Nick Ridpath, a Research Economist at the Institute for Fiscal Studies and a co-author of this report, said:

‘Sure Start generated substantial benefits for disadvantaged children throughout their education, helping to close the disadvantage gap in attainment. Centres with more resources generated much larger benefits, partly because the extra funding allowed them to reach out to families who were less likely to engage with Sure Start but who stood to benefit a lot.
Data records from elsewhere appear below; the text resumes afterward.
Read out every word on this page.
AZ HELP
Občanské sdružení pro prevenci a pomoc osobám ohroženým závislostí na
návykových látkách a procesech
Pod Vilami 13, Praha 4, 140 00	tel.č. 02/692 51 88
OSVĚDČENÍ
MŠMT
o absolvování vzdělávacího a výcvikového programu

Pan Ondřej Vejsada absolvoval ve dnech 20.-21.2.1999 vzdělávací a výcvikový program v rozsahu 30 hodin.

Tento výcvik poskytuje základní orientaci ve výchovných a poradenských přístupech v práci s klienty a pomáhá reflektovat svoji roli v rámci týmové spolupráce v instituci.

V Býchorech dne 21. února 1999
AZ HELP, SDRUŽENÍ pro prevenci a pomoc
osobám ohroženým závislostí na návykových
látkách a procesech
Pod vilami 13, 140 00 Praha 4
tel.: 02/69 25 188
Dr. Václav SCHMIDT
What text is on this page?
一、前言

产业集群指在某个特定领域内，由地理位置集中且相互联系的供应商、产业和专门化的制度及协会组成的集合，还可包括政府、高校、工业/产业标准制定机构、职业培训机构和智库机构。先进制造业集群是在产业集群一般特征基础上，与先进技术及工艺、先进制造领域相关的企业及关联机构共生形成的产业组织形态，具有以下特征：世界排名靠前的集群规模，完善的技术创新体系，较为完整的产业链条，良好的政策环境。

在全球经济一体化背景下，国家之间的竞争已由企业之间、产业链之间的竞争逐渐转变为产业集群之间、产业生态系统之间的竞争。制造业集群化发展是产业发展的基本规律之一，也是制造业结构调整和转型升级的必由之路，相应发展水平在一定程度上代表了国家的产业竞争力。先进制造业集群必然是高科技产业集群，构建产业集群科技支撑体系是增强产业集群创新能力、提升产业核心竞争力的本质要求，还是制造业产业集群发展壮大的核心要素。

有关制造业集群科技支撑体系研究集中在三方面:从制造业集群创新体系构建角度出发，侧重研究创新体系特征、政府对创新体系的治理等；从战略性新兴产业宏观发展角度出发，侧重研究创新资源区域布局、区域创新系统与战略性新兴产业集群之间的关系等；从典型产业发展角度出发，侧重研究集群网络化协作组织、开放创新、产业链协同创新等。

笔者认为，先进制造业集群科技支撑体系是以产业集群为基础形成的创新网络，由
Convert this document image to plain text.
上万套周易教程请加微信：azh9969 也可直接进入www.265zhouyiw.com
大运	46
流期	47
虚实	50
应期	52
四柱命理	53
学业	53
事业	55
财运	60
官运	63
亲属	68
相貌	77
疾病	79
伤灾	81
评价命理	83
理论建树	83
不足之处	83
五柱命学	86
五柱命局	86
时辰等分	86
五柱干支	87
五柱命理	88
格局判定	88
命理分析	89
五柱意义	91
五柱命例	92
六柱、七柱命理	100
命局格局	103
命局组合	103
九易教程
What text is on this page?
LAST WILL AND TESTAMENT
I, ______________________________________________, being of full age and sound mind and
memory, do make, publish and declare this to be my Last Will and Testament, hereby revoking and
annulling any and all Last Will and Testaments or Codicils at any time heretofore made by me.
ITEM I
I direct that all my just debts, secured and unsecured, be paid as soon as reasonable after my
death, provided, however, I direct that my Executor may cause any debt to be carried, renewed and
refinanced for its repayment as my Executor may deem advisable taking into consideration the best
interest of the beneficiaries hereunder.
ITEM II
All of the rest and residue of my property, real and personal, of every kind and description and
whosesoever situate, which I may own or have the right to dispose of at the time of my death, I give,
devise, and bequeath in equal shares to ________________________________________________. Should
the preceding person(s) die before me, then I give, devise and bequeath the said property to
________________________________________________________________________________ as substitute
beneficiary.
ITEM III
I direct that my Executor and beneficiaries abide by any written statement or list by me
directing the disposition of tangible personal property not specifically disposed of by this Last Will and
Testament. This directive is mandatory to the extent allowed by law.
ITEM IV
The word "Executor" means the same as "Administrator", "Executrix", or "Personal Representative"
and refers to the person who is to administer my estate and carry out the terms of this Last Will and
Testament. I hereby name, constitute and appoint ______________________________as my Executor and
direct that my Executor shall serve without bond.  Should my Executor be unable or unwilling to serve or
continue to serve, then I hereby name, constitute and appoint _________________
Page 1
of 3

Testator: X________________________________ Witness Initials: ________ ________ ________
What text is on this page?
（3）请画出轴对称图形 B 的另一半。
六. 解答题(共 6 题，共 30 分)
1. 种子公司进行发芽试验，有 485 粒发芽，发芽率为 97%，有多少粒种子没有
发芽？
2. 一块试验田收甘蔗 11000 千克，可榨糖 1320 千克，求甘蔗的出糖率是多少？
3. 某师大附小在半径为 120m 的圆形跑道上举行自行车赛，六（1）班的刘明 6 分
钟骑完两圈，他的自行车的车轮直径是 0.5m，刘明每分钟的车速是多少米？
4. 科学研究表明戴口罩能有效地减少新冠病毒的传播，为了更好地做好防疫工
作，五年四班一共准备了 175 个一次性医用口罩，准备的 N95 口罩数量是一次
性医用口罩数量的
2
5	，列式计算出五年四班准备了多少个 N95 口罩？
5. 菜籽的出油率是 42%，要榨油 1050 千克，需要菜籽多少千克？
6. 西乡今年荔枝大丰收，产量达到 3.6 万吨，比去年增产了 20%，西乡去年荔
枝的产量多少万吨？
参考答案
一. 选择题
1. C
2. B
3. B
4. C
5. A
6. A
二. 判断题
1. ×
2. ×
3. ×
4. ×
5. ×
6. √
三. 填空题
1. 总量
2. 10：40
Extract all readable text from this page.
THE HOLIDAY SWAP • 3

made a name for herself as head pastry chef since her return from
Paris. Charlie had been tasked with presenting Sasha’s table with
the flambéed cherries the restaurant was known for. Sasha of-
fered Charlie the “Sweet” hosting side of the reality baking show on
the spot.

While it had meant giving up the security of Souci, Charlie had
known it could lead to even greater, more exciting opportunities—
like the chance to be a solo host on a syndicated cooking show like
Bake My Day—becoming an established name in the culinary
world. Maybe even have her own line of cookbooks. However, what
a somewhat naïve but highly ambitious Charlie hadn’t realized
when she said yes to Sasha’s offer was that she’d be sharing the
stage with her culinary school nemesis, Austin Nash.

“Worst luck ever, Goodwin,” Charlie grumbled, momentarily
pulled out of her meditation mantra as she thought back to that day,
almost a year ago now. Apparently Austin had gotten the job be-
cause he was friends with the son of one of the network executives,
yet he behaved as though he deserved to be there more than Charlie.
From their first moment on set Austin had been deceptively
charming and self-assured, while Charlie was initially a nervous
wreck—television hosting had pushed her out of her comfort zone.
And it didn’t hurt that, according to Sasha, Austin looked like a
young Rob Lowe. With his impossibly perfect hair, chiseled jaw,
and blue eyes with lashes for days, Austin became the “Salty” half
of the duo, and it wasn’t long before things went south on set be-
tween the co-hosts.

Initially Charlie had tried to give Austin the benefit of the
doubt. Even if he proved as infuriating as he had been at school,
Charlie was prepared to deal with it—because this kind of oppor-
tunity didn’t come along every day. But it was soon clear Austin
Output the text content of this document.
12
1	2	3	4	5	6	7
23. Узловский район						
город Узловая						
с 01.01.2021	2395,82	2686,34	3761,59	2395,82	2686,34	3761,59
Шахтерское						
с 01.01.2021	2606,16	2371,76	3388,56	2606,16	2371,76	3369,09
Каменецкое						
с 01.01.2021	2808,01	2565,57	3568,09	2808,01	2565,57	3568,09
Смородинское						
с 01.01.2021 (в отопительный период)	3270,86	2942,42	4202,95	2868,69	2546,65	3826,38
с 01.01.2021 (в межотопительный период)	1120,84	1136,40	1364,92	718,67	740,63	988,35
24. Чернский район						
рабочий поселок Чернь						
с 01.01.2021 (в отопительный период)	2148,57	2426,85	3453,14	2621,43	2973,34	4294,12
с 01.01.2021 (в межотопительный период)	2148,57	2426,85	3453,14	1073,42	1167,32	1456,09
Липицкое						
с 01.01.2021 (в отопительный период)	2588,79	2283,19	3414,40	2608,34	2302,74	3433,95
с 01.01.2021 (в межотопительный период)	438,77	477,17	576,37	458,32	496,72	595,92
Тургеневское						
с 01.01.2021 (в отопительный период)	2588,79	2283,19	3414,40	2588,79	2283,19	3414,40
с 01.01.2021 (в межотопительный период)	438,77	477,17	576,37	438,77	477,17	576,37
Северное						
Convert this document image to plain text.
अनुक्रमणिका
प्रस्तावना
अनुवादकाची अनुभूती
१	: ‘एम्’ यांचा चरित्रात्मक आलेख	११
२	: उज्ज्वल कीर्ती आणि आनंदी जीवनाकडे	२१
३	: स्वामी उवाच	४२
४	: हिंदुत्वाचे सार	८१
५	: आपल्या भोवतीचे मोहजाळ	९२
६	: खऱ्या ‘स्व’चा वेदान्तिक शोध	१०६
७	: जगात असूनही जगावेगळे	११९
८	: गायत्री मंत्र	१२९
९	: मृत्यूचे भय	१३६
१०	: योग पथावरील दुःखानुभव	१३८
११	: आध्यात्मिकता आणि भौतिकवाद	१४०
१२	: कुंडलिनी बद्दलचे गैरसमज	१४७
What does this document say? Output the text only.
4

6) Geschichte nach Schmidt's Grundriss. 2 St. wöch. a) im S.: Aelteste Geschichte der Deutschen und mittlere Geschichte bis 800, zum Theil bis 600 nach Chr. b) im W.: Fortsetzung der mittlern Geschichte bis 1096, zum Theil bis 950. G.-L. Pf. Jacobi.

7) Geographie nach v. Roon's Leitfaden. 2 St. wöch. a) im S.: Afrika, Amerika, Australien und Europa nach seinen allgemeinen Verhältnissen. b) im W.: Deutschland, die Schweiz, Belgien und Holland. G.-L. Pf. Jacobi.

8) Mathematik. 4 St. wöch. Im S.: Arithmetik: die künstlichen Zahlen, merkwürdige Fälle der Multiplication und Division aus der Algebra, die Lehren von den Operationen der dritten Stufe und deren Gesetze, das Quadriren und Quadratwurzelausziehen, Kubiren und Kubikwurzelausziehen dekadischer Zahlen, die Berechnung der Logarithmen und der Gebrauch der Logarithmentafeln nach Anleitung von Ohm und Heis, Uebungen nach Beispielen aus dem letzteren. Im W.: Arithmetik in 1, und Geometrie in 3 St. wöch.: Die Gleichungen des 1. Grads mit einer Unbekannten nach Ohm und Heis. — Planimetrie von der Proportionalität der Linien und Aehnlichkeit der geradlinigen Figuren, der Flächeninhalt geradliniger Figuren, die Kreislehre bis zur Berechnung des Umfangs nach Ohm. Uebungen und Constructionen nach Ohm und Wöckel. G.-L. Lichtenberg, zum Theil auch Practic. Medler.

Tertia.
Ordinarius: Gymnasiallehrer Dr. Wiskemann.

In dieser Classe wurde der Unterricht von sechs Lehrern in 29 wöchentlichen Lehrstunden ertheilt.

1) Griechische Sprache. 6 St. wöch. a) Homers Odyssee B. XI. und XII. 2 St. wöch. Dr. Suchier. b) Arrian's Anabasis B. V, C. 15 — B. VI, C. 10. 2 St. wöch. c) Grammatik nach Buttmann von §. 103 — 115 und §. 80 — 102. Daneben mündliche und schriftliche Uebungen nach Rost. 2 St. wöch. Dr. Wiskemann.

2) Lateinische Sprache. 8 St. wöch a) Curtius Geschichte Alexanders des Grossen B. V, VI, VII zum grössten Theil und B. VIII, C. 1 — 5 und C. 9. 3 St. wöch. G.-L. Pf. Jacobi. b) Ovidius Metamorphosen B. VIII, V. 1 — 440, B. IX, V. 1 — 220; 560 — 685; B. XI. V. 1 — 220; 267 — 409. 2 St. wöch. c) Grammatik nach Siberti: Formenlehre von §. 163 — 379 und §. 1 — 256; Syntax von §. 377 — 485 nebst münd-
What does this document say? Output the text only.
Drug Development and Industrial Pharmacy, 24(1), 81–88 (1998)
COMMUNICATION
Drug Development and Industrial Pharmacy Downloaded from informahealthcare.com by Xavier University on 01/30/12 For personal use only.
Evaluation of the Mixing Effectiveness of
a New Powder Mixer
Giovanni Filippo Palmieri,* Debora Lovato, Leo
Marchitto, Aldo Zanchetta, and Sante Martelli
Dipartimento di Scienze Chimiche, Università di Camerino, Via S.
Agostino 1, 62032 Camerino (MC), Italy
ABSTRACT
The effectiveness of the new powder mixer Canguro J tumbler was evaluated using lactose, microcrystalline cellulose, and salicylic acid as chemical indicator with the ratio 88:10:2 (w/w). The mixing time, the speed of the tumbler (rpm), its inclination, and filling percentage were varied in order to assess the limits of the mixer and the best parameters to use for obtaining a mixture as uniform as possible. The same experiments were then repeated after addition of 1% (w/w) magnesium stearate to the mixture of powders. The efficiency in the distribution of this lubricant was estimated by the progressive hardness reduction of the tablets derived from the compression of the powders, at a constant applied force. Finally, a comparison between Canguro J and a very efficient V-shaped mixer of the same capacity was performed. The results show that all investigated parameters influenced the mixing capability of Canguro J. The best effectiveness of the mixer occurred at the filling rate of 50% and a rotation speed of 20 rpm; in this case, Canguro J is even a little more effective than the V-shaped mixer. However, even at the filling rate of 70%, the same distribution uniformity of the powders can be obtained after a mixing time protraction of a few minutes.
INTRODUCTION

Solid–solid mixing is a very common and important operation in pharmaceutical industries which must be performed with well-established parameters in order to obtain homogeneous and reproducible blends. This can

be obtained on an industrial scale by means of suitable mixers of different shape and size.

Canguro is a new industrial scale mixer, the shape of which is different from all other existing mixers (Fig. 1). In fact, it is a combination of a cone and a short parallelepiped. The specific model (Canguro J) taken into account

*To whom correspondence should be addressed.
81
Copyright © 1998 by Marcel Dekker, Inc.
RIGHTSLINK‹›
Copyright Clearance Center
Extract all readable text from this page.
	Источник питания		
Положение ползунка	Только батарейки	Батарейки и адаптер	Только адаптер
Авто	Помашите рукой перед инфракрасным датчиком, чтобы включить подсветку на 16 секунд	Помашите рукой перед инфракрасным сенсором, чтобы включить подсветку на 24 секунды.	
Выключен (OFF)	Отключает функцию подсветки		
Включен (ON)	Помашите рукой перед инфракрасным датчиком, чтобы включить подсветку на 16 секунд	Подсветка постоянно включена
The return on investment in integrated early years services that are given the resources to reach those most in need can be very large.’

Sarah Cattan, a Research Fellow at the Institute for Fiscal Studies and a co-author of this report, said:

‘Back in 2009–10, the government spent a third of the early years budget on Sure Start. Since then, overall early years spending has significantly increased, but spending on Sure Start has dwindled as a result of a clear shift in the government’s early years policy away from integrated early years services and towards the free childcare entitlement. The current Family Hubs initiative aims to join up family support services for children aged 0–18 with less than 5% of what Sure Start received at its peak. It seems unlikely Family Hubs will be able to go as far in realising the potential that this research shows early years integrated programmes can have for children and their families.’

Ruth Maisey, an Education Programme Head at the Nuffield Foundation, said: 

‘Local authorities and schools are experiencing significant problems with securing sufficient special educational needs provision to meet families’ rising needs. So policymakers will want to take stock of this research as they look to improve special educational needs provision. It will be important to consider how early provision of integrated services might form part of the solution, given the demonstrable effect of Sure Start in reducing the need for Education, Health and Care Plans.’